As much as 50% of the 100µm emission may be due to "cirrus" (Marston & Dickens 1988; Eckart et al. 1990a). The various far-infrared data indicate the presence of small amounts of dust outside the disk in the main elliptical galaxy as well as large amounts in the disk out to a radius of 3 kpc (Eckart et al. 1990a; Marston 1992). The total dust mass can be estimated from IRAS photometry as Md = 1-2 × 106 M$\scriptstyle \odot$ (cf. Hunter et al. 1989) with a luminosity LFIR = 2 × 1010 L$\scriptstyle \odot$ (Joy et al. 1988; Eckart et al. 1990a). With considerable uncertainty, the total gas-to-dust ratio within a radius of 2 kpc is Mgas / Mdust = 450. This is an upper limit if significant amounts of cold dust are present, imperfectly sampled by IRAS. Marston & Dickens (1988) explicitly modelled the IRAS emission in terms of large, cool grains and warm, small grains, and arrived at a (distance-corrected) dust mass an order of magnitude higher, implying a gas-to-dust ratio of 45, which seems rather low.

4.4. Polarization and extinction

At optical and infrared wavelengths, the disk is significantly polarized up to 6% parallel to the dust band (Elvius & Hall 1964; Hough et al. 1987; Scarrott et al. 1996).
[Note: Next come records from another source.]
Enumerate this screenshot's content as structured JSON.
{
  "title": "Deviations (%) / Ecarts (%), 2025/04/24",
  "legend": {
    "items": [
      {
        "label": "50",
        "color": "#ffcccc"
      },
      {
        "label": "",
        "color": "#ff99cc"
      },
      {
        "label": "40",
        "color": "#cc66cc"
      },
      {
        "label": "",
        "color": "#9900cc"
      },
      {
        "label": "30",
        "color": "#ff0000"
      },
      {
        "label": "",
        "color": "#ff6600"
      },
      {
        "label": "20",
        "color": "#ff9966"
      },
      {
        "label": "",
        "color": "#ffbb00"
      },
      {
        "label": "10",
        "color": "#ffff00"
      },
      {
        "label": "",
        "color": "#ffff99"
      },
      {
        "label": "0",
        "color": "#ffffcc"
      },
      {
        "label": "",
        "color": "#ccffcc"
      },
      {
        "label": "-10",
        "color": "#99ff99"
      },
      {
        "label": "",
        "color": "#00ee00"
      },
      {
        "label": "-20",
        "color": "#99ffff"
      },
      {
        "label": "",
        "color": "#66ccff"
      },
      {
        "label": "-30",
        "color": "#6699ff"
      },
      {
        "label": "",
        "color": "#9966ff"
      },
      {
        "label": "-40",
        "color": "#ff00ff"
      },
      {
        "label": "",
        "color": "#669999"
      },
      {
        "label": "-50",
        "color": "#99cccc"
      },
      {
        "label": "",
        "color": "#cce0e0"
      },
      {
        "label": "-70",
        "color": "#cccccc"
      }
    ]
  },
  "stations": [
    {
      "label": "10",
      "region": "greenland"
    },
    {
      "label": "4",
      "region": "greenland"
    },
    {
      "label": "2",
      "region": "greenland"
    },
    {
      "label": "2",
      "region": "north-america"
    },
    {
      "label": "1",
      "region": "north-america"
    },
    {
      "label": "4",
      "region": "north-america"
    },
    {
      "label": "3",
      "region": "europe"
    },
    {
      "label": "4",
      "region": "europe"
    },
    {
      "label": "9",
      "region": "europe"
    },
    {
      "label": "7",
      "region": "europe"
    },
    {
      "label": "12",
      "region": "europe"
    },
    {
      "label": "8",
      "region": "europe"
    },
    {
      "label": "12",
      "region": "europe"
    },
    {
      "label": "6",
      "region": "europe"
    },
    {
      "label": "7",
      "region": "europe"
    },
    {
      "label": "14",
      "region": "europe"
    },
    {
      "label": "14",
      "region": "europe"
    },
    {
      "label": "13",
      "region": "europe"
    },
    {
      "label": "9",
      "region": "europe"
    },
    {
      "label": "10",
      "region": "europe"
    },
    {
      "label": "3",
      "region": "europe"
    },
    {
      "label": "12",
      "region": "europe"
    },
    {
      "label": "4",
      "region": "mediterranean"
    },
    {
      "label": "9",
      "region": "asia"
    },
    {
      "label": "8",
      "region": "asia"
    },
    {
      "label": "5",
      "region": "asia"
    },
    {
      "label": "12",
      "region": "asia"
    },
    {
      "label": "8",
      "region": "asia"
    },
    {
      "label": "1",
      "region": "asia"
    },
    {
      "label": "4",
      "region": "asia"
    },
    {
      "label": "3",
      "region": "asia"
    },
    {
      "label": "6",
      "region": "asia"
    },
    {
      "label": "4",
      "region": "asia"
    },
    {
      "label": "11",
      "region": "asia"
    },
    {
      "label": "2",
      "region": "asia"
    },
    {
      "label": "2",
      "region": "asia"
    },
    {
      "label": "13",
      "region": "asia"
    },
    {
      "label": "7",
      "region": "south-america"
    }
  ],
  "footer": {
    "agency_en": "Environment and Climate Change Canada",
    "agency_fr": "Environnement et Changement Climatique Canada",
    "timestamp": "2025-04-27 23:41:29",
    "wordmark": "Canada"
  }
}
The observations by the latter show higher levels of polarization at the dust band extremities, with directions perpendicular to the dust band. Hough et al. (1987) concluded that the dust grains sampled are about 20% smaller than those in the Milky Way, implying an extinction law differing from that in the Solar Neighbourhood, with a total to selective extinction ratio of 2.4. The HST R- and I-band imaging polarimetry presented by Schreier et al. (1996) shows the polarization to reach a peak at a knot close to the nucleus, shining by reflected light. Like Hough et al. (1987), they assumed scattering to be negligible elsewhere, but that is inconsistent with the apparent importance of scattering in the central region and is unlikely in view of the conclusions reached by Packham et al. (1996 - see Section 5.3). The observations by Scarrott et al. (1996) can only be explained by assuming simultaneous operation of both dichroic extinction and scattering, with the latter dominating at the dust band extremities. This suggests that the very blue colours observed by van den Bergh (1976) just at the northern dark band edge are caused by the light of intrinsically blue objects (cf. Alonso & Minniti 1997 and references therein) enhanced by scattered light and suffering relatively little extinction. This is supported by the optical continuum observations of the central region by Storchi-Bergmann et al. (1997) who find that the major contribution comes from a metal-rich old bulge, but that there are also significant contributions from young stars and from scattered light especially at the dark band edges.

The optical colours suggests significant extinction in the dust band itself (E(B - V) geq 0.5 mag - van den Bergh 1976; Dufour et al. 1979). Indeed, the near-infrared estimates by Harding et al. (1981) yield AV = 3-6 mag, while HST observations indicate V-band extinctions ranging from 0.5 to 7 mag in the dark band (Schreier et al. 1996) and even reaching values in excess of 30 mag (AK geq 3 mag) just south of the optically invisible nucleus (Alonso & Minniti 1997). The R-band and I-band images by Schreier et al. (1996) clearly show how the dust band is seen nearly edge-on, but slightly tilted with the near side south of the centre so that we are looking from above. The glow of the nuclear region (but not the nucleus itself) on the north-side of the dust disk is strikingly apparent even through the high extinction it suffers.